The Office of the Registrar has provided the following summary of the case:
In R. v. Moriarity,  3 SCR 485, a constitutional challenge based on s. 7 of the Charter to s. 130(1)(a) of the National Defence Act was dismissed. The Supreme Court left open the question whether s. 130(1)(a) violates s. 11(f) of the Charter (which protects the right to a jury trial for anyone charged with an offence where the punishment would be five years or more imprisonment “except in the case of an offence under military law tried before a military tribunal.”)Postscript: According to the Supreme Court's website, the average time between the granting of leave and the hearing in 2017 was 7.4 months. The average time between the hearing and issuance of the judgment in 2017 was 4.6 months.

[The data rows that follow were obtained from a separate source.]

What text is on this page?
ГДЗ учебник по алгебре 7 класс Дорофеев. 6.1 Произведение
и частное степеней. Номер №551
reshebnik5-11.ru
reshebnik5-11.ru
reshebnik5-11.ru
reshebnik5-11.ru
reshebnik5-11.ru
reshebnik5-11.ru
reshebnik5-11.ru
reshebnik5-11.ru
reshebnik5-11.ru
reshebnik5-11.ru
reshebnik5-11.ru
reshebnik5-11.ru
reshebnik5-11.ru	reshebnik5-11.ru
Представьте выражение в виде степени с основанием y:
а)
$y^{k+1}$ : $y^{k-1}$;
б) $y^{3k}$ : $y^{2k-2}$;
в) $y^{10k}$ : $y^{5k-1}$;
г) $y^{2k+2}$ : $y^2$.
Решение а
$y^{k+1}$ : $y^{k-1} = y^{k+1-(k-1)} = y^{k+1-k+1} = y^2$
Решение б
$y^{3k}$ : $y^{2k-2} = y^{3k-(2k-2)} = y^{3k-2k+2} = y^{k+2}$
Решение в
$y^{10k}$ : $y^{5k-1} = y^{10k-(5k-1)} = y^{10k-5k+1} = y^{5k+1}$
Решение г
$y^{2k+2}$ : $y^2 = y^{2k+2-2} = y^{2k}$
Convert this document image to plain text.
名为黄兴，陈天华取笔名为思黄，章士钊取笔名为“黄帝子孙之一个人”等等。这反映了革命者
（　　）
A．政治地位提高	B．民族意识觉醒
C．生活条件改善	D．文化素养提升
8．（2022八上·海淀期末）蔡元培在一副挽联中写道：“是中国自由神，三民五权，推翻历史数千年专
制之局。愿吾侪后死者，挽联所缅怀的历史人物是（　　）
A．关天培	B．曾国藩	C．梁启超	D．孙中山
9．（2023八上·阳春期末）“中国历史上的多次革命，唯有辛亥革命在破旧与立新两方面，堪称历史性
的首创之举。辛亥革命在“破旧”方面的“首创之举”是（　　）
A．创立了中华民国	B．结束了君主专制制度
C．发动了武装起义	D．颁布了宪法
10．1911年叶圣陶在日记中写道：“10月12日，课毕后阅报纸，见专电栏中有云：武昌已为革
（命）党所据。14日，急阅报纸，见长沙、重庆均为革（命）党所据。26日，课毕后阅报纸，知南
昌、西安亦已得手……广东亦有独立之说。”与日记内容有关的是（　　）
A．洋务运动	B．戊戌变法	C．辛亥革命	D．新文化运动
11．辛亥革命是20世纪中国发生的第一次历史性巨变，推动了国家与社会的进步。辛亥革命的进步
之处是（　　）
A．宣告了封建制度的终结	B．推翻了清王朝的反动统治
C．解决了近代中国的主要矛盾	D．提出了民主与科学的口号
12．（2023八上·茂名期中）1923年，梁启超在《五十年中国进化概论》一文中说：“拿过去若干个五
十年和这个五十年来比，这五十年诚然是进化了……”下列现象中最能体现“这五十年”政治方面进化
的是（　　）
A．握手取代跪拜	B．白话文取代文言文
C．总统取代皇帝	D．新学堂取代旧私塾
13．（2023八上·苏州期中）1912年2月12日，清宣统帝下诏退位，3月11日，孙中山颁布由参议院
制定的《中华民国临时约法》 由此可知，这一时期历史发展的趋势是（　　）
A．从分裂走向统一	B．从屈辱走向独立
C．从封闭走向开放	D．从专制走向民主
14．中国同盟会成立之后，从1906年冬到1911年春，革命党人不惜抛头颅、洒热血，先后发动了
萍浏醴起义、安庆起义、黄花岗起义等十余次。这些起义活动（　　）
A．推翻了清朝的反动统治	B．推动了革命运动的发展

Following the decision in Moriarity, a constitutional challenge against s. 130(1)(a) was brought by in the Court Martial Appeal Court specifically on the basis that it violated s. 11(f) of the Charter. The Court Martial Appeal Court rejected the challenge: R. v. Royes, 2016 CMAC 1. Leave to appeal was denied.
The cases that have given rise to the current application for leave were all in the system at the time that Moriarity and Royes were being decided. The Court Martial Appeal Court concluded it was bound by its decision in Royes and dismissed the Applicants’ constitutional challenges to s. 130(1)(a).